We soon learn that his apartment has become available for use by his four bosses should they like an evening alone with a female companion other than their wives. This has been going on for some time. Baxter is roused from his bed at all hours of the night and left out in the cold at the whim of his superiors. He is expected to keep a steady supply of liquor and cheese crackers available for use, and he has developed an elaborate key trading system, and calendar of events. It seems that he works just as hard managing his apartment as he does at this actual job. His neighbors and landlady know nothing about his business, and assume that he likes to party extra hardy. He is, in essence, a pimp. But instead of whoring his girls, he whores his bedroom.

Why does he do this? Two reasons: to keep his job, and to advance his job. I'm not sure why only his bosses played that blackmail card--perhaps it is just in Baxter's nature not to out his bosses to their wives. It does not matter though. He doesn't seem to have many other options for standing out in a company where everybody is remarkably the same.

Even though their are thirty thousand same-faced workers in the building, the pretty fireball elevator attendant (Shirley MacLaine) remembers them all by name, and has stolen Baxter's heart.
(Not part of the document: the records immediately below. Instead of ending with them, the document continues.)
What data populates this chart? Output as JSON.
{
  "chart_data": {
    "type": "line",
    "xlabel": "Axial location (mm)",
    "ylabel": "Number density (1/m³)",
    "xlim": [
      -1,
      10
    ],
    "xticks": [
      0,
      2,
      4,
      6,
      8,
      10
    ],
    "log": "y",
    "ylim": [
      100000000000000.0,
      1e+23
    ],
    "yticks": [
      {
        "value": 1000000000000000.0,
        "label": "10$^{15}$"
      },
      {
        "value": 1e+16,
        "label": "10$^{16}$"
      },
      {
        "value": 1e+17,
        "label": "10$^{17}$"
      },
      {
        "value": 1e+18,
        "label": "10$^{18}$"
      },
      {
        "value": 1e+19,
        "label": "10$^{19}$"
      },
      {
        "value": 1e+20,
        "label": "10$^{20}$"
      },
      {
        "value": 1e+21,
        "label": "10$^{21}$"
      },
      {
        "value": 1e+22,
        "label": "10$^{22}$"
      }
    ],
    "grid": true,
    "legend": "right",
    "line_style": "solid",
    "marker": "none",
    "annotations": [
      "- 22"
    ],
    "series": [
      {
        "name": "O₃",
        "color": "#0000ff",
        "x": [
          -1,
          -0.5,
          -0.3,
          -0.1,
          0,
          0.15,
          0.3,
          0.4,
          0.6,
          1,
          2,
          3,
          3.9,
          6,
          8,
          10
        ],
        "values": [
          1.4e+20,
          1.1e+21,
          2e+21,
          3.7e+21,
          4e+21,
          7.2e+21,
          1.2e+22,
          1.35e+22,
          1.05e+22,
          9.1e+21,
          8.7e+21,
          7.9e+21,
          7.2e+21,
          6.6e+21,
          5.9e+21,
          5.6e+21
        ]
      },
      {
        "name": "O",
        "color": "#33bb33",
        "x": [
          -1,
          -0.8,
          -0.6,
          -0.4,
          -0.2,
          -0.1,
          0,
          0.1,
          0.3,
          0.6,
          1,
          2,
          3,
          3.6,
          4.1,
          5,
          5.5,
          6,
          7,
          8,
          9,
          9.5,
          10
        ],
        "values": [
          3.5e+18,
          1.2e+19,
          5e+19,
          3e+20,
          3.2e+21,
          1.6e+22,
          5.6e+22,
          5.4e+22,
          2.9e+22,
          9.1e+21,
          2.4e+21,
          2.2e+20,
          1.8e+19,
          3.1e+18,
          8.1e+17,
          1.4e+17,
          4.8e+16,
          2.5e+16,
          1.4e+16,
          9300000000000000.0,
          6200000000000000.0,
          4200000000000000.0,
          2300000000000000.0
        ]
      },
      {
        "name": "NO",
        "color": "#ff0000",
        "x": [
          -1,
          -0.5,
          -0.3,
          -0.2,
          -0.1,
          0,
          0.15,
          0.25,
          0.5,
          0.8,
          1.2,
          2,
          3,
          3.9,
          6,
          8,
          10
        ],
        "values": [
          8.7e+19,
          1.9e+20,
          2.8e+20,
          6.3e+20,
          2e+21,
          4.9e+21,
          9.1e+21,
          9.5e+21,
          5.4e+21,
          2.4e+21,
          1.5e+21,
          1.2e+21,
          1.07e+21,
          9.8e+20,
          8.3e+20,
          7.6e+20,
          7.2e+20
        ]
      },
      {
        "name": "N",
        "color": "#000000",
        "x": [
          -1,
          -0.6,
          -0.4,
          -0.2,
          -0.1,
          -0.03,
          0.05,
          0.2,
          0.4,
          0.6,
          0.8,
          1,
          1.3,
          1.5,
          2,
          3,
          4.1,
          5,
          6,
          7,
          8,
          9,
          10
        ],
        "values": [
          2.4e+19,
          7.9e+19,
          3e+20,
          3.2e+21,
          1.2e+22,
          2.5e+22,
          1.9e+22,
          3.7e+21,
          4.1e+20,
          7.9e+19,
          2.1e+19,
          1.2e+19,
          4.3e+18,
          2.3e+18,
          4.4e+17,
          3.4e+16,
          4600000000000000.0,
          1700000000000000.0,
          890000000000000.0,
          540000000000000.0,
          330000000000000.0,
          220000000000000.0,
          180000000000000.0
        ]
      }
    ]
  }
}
Unfortunately for him, he is unaware that she is the girlfriend of one of his bosses--that is until he stumbles across her in his apartment in the most unusual of situations. The results lead to a weekend of gin-rummy and spaghetti strained using a tennis racket (the poor man is hopelessly bacheloresque). The consequences are for you to see.

This seems like the simplest of love-triangle situations, but it is set in the most unusual and ridiculously funny of settings. We get a half-formed answer of how this situation even began involving men's tuxedos that spiraled out of control, but mostly we are left to our imagination with only the personality of helpless man as our clue. Jack Lemmon as Baxter is terrific. Billy Wilder plus Lemmon is terrific, but we already know that. It was Shirley MacLaine that took me by surprise. Most of the characters in Wilder films seem a bit larger than life; it's just the nature of his work. MacLaine, however, brought a sensibility and ease to his Wilder's words that I was not expecting. When she spoke it didn't sound like a script, it sounded like dialogue. It was unmistakably Wilder's words ("When you're in love with a married man you shouldn't wear mascara."), but they sounded so natural. I caught myself muttering "Wow, that is a terrific bit of acting" multiple times, and that is a mark of someone who is damn good at her craft.

There are scenes in this movie that were comedic genius. One of the Baxter's bosses brings over a girl he says looks like Marilyn Monroe. When I heard her voice I had to pause and look really hard to determine whether or not it was the genuine article. I chuckled when I thought of Billy Wilder auditioning girls and asking them to do their best Marilyn Monroe impressions. I'll bet half of all of the girls in L.A. showed up with an eyeliner mole on their faces doing throaty voices and wiggling their eyebrows. That would be one hell of an afternoon.

This is a hilarious and rather moving film. You love who you are supposed to love, hate who you are supposed to hate, and relish in all of the details that a great film-maker like Wilder likes to surprise you with.